Snowflake Logo

 

Traditionally ETL tools have been used since the 90s. ETL, which stands for Extract, Transform, Load, is a process that has been fundamental in the world of data integration and data warehousing. But without coming out and saying it, Snowflake appears to be taking over their ETL space.


OK just to get the semantics right, it's really ELT in the modern world. Specifically ETL, where data is transformed in flight while it's being extracted, and loaded, is something Snowflake will likely never do. But the real meat of complexity and processing is the Transform step. Everything else is kitten play. And it appears that Snowflake has the underpinnings to just… take it over.

Snowflake, at its core, is a cloud data platform. It provides an ecosystem for storing, processing, and analyzing vast amounts of structured and semi-structured data. Most customers consider it as their analytical database, but those that are actually touching the back end, know it much more than that. The micro-partition architecture made data manipulation so fast, and the cloning capabilities made dev ops tasks so easy, that it was a no brainer to do the heaving lifting in Snowflake.
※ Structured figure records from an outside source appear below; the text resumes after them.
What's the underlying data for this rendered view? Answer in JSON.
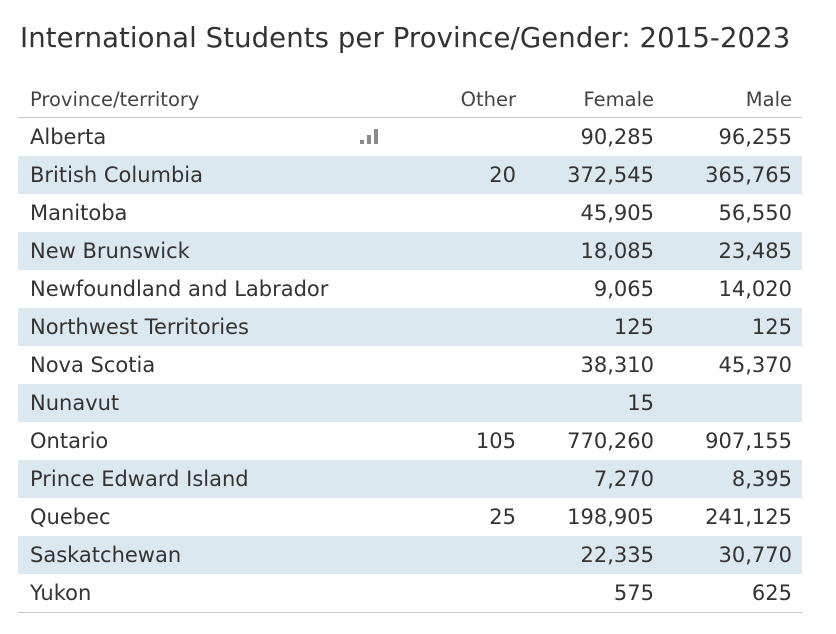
{
  "chart_data": {
    "type": "table",
    "title": "International Students per Province/Gender: 2015-2023",
    "columns": [
      "Province/territory",
      "Other",
      "Female",
      "Male"
    ],
    "rows": [
      {
        "province": "Alberta",
        "other": "",
        "female": "90,285",
        "male": "96,255"
      },
      {
        "province": "British Columbia",
        "other": "20",
        "female": "372,545",
        "male": "365,765"
      },
      {
        "province": "Manitoba",
        "other": "",
        "female": "45,905",
        "male": "56,550"
      },
      {
        "province": "New Brunswick",
        "other": "",
        "female": "18,085",
        "male": "23,485"
      },
      {
        "province": "Newfoundland and Labrador",
        "other": "",
        "female": "9,065",
        "male": "14,020"
      },
      {
        "province": "Northwest Territories",
        "other": "",
        "female": "125",
        "male": "125"
      },
      {
        "province": "Nova Scotia",
        "other": "",
        "female": "38,310",
        "male": "45,370"
      },
      {
        "province": "Nunavut",
        "other": "",
        "female": "15",
        "male": ""
      },
      {
        "province": "Ontario",
        "other": "105",
        "female": "770,260",
        "male": "907,155"
      },
      {
        "province": "Prince Edward Island",
        "other": "",
        "female": "7,270",
        "male": "8,395"
      },
      {
        "province": "Quebec",
        "other": "25",
        "female": "198,905",
        "male": "241,125"
      },
      {
        "province": "Saskatchewan",
        "other": "",
        "female": "22,335",
        "male": "30,770"
      },
      {
        "province": "Yukon",
        "other": "",
        "female": "575",
        "male": "625"
      }
    ]
  },
  "icons": {
    "row_action": "bar-chart-icon"
  },
  "colors": {
    "band": "#dce8ef",
    "text": "#333333",
    "rule": "#c8c8c8",
    "icon": "#8a8a8a"
  }
}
This isn’t new, for many years, databases have been used for large scale data manipulation events. But this meant that the organization was left with a cryptic code-based lineage for refining data. Traditional organizations preferred the simplicity of widgets that showed this lineage graphically from source to target.

Indeed this made the transformation of the data very navigable, and it was easy to sell ETL to business leaders that were less inclined to be coders. But this didn’t mean it performed faster. Query optimizers in databases had matured so much they were faster than the ETL tool at manipulating data by around 2005. 

 

Recent foray

The recent innovation for Snowflake is the Dynamic Table. You can think of this as a table with a rule (written in SQL) and a trigger event for the rule which could be nothing more than a wait time. What developers are doing with this is chaining the dynamic tables together to create a data pipeline. Basically anything you can write in SQL can be chained together with rules, making the data pipeline very simple to execute. Additionally, when the pipeline is created it derives a visual DAG of the dynamic table nodes. 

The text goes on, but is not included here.